The history of open source has been that companies who have customers with massive customization requirements land on the open source side of the equation. Companies who don't view a component as core to their product often land in a similar state.
There is almost certainly at least one major firm that wants a GPT-5 like offering, but doesn't view the model as core to their business (Meta). It's also wholly unclear if large models are necessary - or simply convenient. In a similar veign, it's unclear that data must be labeled by humans - the open source data situation is getting better by the day.
I'd expect that we'll see OpenAI hold an edge for many years, maybe we'll see a number two player as well for the foundation model, but after that everybody else will base off an open source FM and maybe keep the fine tuning/model augmentation proprietary.
I've been using OpenHermes-2.5 [0] and NeuralHermes [1] which are both finetunes of the Mistral7B base model. The only objective test prompting I do is asking the models to generate a django timeclock/timesheets app. In this test they compare favorably to GPT-3.5. Also LMStudio [2] has a better UI than chatgpt and responses are much faster too (40tk/sec on my 2070).
`shiningvaliant-1.2-Q4_K_M` is my go-to. I appreciate that it doesn't top the boards in most metrics vs e.g. GPT-4, but I'm not in some A/B group on the quantization: it's more useful to me in practice more of the time.

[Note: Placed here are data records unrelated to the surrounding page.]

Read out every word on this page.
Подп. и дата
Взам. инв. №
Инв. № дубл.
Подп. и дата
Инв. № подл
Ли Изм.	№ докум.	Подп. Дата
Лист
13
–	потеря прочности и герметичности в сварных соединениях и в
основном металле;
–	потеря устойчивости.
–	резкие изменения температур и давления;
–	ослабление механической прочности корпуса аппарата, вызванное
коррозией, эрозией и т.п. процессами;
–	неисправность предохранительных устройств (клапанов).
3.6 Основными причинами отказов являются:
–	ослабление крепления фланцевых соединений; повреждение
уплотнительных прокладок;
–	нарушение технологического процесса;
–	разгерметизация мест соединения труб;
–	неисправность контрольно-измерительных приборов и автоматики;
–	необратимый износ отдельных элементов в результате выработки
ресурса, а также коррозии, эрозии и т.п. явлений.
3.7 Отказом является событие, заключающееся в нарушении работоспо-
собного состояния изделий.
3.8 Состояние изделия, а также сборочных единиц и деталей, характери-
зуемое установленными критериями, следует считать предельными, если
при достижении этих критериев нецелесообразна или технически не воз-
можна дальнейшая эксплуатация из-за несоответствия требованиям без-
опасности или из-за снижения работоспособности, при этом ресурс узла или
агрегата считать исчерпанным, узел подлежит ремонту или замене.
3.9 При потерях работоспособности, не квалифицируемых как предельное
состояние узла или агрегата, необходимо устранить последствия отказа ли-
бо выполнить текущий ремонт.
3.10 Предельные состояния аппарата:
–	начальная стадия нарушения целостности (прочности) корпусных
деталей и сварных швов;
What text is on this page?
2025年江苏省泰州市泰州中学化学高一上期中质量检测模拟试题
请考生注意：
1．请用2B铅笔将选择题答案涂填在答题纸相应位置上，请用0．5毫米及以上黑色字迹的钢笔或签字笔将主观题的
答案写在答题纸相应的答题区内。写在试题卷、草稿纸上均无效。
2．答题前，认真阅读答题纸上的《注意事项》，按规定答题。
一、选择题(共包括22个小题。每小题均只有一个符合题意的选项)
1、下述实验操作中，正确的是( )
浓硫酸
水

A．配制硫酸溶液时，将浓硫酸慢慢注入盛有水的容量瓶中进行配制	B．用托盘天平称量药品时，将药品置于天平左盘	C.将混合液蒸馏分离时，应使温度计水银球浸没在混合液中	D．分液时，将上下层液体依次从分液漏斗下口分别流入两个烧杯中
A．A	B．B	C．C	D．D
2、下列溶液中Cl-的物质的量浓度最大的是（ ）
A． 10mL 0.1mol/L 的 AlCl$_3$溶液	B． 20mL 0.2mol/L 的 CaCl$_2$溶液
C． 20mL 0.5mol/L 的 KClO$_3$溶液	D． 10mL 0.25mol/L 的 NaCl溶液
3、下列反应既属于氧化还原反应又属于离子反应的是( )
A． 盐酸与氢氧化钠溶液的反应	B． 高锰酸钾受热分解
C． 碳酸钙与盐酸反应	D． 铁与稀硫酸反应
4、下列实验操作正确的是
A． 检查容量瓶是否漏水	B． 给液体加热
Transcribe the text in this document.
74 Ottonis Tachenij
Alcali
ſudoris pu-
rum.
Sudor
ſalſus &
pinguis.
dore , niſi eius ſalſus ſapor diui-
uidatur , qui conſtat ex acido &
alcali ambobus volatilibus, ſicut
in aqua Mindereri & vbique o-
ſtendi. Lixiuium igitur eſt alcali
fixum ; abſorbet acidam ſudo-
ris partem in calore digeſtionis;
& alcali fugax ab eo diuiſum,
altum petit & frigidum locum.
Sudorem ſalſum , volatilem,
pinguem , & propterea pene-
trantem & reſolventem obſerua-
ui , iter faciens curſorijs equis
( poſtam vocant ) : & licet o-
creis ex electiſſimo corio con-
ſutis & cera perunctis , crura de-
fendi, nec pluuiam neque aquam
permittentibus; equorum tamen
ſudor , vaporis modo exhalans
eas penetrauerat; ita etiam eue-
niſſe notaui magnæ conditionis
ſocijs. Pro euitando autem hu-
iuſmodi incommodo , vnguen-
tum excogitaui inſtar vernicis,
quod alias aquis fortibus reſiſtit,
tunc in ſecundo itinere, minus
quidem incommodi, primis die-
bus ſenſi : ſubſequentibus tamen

I have it rigged up with a prompt about outputting markdown and wired up to `foo | glow -` and I get GPT-4 out when I want something to write JIRA tickets no one is going to read because it's better at that sort of thing.
A problem I have with the open source models is that they are all not remotely good in many languages other than English compared to the OpenAI models. I specifically need Dutch and the outputs are unusable for us.
Yeah, this can be an issue. Today, there are few specialized LLM's of high quality so you end up having to use a massive all-in-one model like GPT-4 to reach for the language you need.
There's movement here though and it will get better. GPT-SW3 is a new model developed by AI Sweden, trained specifically on the Nordic languages only + English.
And beyond this, you have TrustLLM which is a new project that aims to be a large, open, European model trained on the Germanic languages to start with: https://liu.se/en/research/trustllm
* Qwen 72B (and 1.8B) - 32K context, trained on 3T tokens, <100M MAU commercial license, strong benchmark performance: https://twitter.com/huybery/status/1730127387109781932
* DeepSeek LLM 67B - 4K context, 2T tokens, Apache 2.0 license, strong on code (although DeepSeek Code 33B it benches better) https://twitter.com/deepseek_ai/status/1729881611234431456
Also recently released: Yi 34B (with a 100B rumored soon), XVERSE-65B, Aquila2-70B, and Yuan 2.0-102B, interestingly, all coming out of China.
Personally, I'm also looking forward to the larger Mistral releasing soon as mistral-7b-v0.1 was already incredibly strong for its size.